Uninsured/underinsured motorist coverage for the renter, usually not exceeding the statutory minimum limit allowable by state law (which can mean zero coverage, depending on the state).

Personal injury protection for the renter: Typically not in excess of the statutory lowest limit allowable by state law.

Comprehensive and collision up to certain limits: These coverages protect owners against theft, fire, vandalism and property damage to their auto, up to the actual cash value of the vehicle. However, this protection can exclude any damage that occurs while the car is being delivered to the renter, everyday "wear and tear," pre-existing damage and personal belongings left in the vehicle.

Renters typically can choose to decline coverage in the event the car is damaged, lost or stolen — relying solely on their personal policy. Or the renter can purchase a supplemental insurance package from the car-sharing service, which comes with a deductible.

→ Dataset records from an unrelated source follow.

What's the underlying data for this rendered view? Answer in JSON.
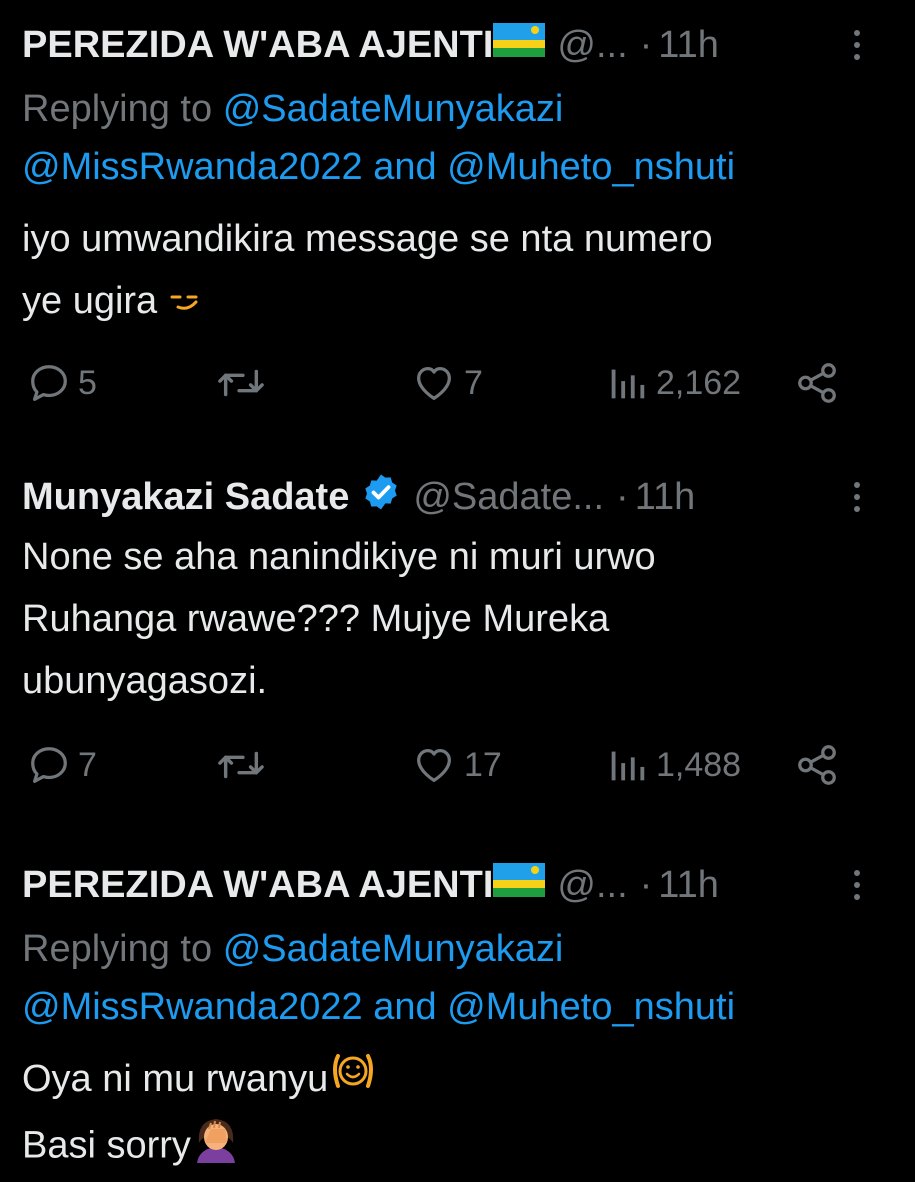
{
  "tweets": [
    {
      "author_name": "PEREZIDA W'ABA AJENTI",
      "flag_icon": "rwanda-flag-icon",
      "handle": "@...",
      "separator": "·",
      "time": "11h",
      "replying_to_label": "Replying to",
      "mention_1": "@SadateMunyakazi",
      "mention_2": "@MissRwanda2022",
      "and_label": "and",
      "mention_3": "@Muheto_nshuti",
      "text_line_1": "iyo umwandikira message se nta numero",
      "text_line_2": "ye ugira",
      "emoji": "smirk-emoji",
      "replies": "5",
      "retweets": "",
      "likes": "7",
      "views": "2,162"
    },
    {
      "author_name": "Munyakazi Sadate",
      "verified_icon": "verified-badge-icon",
      "handle": "@Sadate...",
      "separator": "·",
      "time": "11h",
      "text_line_1": "None se aha nanindikiye ni muri urwo",
      "text_line_2": "Ruhanga rwawe??? Mujye Mureka",
      "text_line_3": "ubunyagasozi.",
      "replies": "7",
      "retweets": "",
      "likes": "17",
      "views": "1,488"
    },
    {
      "author_name": "PEREZIDA W'ABA AJENTI",
      "flag_icon": "rwanda-flag-icon",
      "handle": "@...",
      "separator": "·",
      "time": "11h",
      "replying_to_label": "Replying to",
      "mention_1": "@SadateMunyakazi",
      "mention_2": "@MissRwanda2022",
      "and_label": "and",
      "mention_3": "@Muheto_nshuti",
      "text_line_1": "Oya ni mu rwanyu",
      "text_line_2": "Basi sorry",
      "emoji_1": "hugging-face-emoji",
      "emoji_2": "woman-facepalming-emoji"
    }
  ],
  "colors": {
    "background": "#000000",
    "text": "#e7e9ea",
    "muted": "#71767b",
    "link": "#1d9bf0",
    "verified": "#1d9bf0"
  }
}
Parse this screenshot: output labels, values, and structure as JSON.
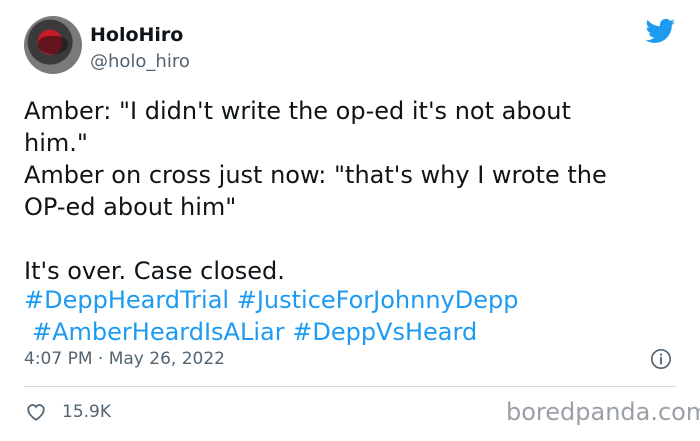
{
  "tweet": {
    "display_name": "HoloHiro",
    "handle": "@holo_hiro",
    "text": "Amber: \"I didn't write the op-ed it's not about\nhim.\"\nAmber on cross just now: \"that's why I wrote the\nOP-ed about him\"\n\nIt's over. Case closed.",
    "hashtags": [
      "#DeppHeardTrial",
      "#JusticeForJohnnyDepp",
      "#AmberHeardIsALiar",
      "#DeppVsHeard"
    ],
    "timestamp": "4:07 PM · May 26, 2022",
    "likes": "15.9K"
  },
  "icons": {
    "logo": "twitter-bird-icon",
    "info": "info-icon",
    "like": "heart-icon"
  },
  "colors": {
    "accent": "#1d9bf0",
    "text": "#0f1419",
    "muted": "#536471"
  },
  "watermark": "boredpanda.com"
}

Gap between the driver's personal policy and commercial policy

Personal auto policies usually don't cover claims for accidents that occur while an owner's car is being used for commercial purposes. That's why car-sharing services typically provide additional liability coverage — it pays for any claims that personal policies won't cover.

While the car service policy may be adequate for some owners, a separate commercial auto insurance policy may better protect you. Here's why:

  • The coverage may run out. If the expenses related to an accident claim exceed the cap set by your personal policy limits or the car-sharing service's limits, you could be on the hook for any balance that remains.
  • Your insurer may exclude coverage. In some states, insurance companies can't cancel a personal auto insurance policy solely because the owner participates in a car-sharing program. However, the personal policy can exclude any and all coverage (including comprehensive and collision) for accidents that occur while the car is being rented out. And insurers in other states may exclude, cancel or not renew personal auto policy coverage, or could significantly raise premiums, when you rent your vehicle to another driver via a car sharing service.

If you're thinking about buying a commercial policy, look for one with liability coverage, personal injury protection, comprehensive and collision coverage, and uninsured motorist insurance. These policies may cost hundreds of dollars each year, but it could help you feel safer when renting your car to a stranger.

Before signing up for car sharing

Before entering a car-sharing agreement, read the policy carefully and check whether fees are involved. "Go to the website of the company and look closely at the type of insurance protection offered," says Jeanne Salvatore, senior vice president/COO with the Insurance Information Institute. Ask questions about anything you don't understand.

Also contact your personal auto insurance company and ask whether your policy covers car sharing. "Let them know ahead of time that you plan on participating in car sharing, and make sure that this won't be a problem," says Salvatore. Ask your insurance agent about recommended minimum coverage limits and supplemental coverage — but make sure you're not overpaying or duplicating coverage.

Prospective renters should have car insurance that includes $100,000 for bodily injury per person, $300,000 for bodily injury per accident and $100,000 for property damage. Consider increasing your personal uninsured/underinsured motorist coverage limits, too. If you don't own a car, you may purchase nonowner liability insurance or ask your credit card issuer if they provide primary or secondary auto insurance coverage. You'll probably need to pay for the rental with the credit card that provides coverage.

Prospective owners shouldn't rely solely on liability coverage provided by a personal auto insurance policy. Instead, consider purchasing additional comprehensive/collision and commercial insurance coverage for better protection. Be sure the car-sharing service has a system in place for thoroughly screening your prospective renters for accidents and moving violations.